Par exemple, avant ma nomination, j’ai rencontré le ministre fédéral responsable du secteur des services financiers. Il m’a demandé quelles seraient mes priorités si j’étais la candidate retenue, et je lui ai communiqué ces attentes. J’ai été très claire au sujet de ma vision et de mes plans, et ceux-ci ont été réaffirmés dans la lettre de mandat que j’ai reçue plus tard de ce ministre.
ii) Mobilisation et collaboration des intervenants
L’exercice d’une surveillance proactive et transparente est étroitement lié à une autre priorité établie par notre Agence, soit la mobilisation et la collaboration des intervenants, y compris les différentes organisations que nous surveillons.
Des relations de confiance sont essentielles si l’on veut obtenir des résultats plus substantiels. Cela vaut pour les relations que nous avons établies avec nos intervenants. Nous mettons à profit les partenariats avec des institutions financières et des groupes communautaires pour mieux comprendre les questions financières émergentes. Et, bien que nous ayons joui de liens solides au fil des années, nous croyons que ce n’est qu’en renforçant ces liens que nous obtiendrons des effets plus importants et plus significatifs, y compris le fait de rester au courant des enjeux en matière de protection des consommateurs.
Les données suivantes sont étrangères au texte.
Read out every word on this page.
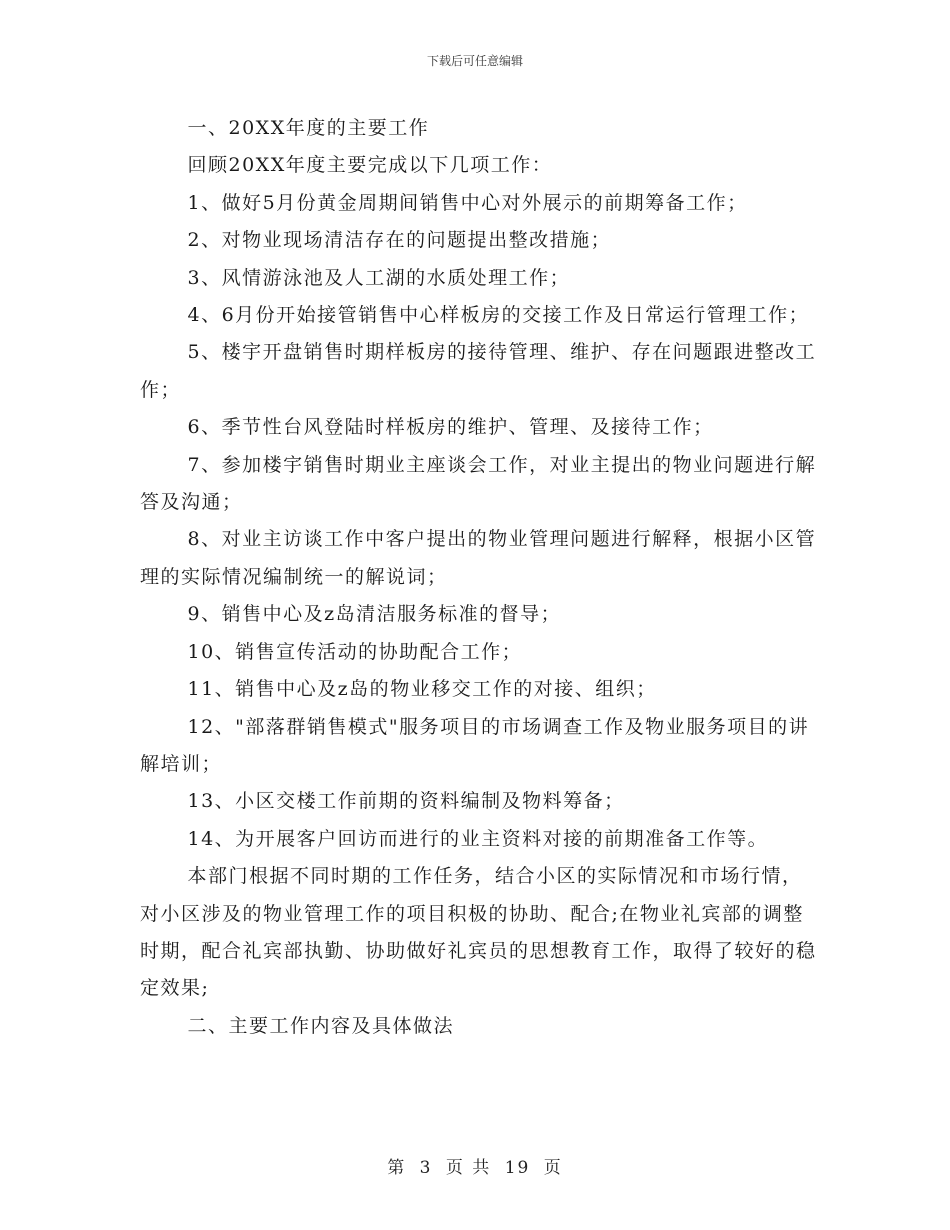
下载后可任意编辑

一、20XX年度的主要工作

回顾20XX年度主要完成以下几项工作：

1、做好5月份黄金周期间销售中心对外展示的前期筹备工作；

2、对物业现场清洁存在的问题提出整改措施；

3、风情游泳池及人工湖的水质处理工作；

4、6月份开始接管销售中心样板房的交接工作及日常运行管理工作；

5、楼宇开盘销售时期样板房的接待管理、维护、存在问题跟进整改工作；

6、季节性台风登陆时样板房的维护、管理、及接待工作；

7、参加楼宇销售时期业主座谈会工作，对业主提出的物业问题进行解答及沟通；

8、对业主访谈工作中客户提出的物业管理问题进行解释，根据小区管理的实际情况编制统一的解说词；

9、销售中心及z岛清洁服务标准的督导；

10、销售宣传活动的协助配合工作；

11、销售中心及z岛的物业移交工作的对接、组织；

12、"部落群销售模式"服务项目的市场调查工作及物业服务项目的讲解培训；

13、小区交楼工作前期的资料编制及物料筹备；

14、为开展客户回访而进行的业主资料对接的前期准备工作等。

本部门根据不同时期的工作任务，结合小区的实际情况和市场行情，对小区涉及的物业管理工作的项目积极的协助、配合;在物业礼宾部的调整时期，配合礼宾部执勤、协助做好礼宾员的思想教育工作，取得了较好的稳定效果;

二、主要工作内容及具体做法

第 3 页 共 19 页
Une des choses que nous avons commencé à faire est de rencontrer les conseils d’administration des institutions financières fédérales. Nous leur faisons clairement savoir que notre Agence est ici pour offrir des conseils pratiques sur la protection des consommateurs. En fin de compte, nous voulons appuyer les institutions financières dans leurs efforts sur le plan de la conformité. Dans la plupart des cas, ces institutions règlent les problèmes qui surviennent avant qu’ils ne nous soient signalés ou les règlent peu de temps après.
Ce niveau d’engagement favorise de meilleurs résultats. Comme l’a dit Benjamin Franklin : « Dis-moi, et j’oublierai. Enseigne-moi, et je me souviendrai. Implique-moi, et j’apprendrai. »
La mobilisation des intervenants est essentielle pour une autre raison, une raison plus pratique. Les organismes de réglementation ont aujourd’hui généralement plus à faire, mais n’ont pas, habituellement, plus de ressources. Et l’on s’attend à ce qu’ils en fassent plus avec moins. Nous devons donc recourir davantage à des partenariats pour nous aider à gérer et à nous tenir informés des changements constants qui touchent le monde, la technologie, etc.
C’est la raison pour laquelle nous étendons notre fonction de sensibilisation à d’autres ministères et organismes fédéraux, provinciaux et municipaux, ainsi qu’aux organismes communautaires, afin de mettre à profit toutes nos ressources dans l’atteinte d’objectifs communs.
Comme je l’ai mentionné plus tôt, dans le cadre de la mobilisation des intervenants, je crois qu’il est important que tous les organismes de réglementation se fassent entendre sur les questions essentielles, que ces questions relèvent directement de nous ou non. Bon nombre des enjeux d’aujourd’hui, comme la monnaie virtuelle, vont au-delà des frontières.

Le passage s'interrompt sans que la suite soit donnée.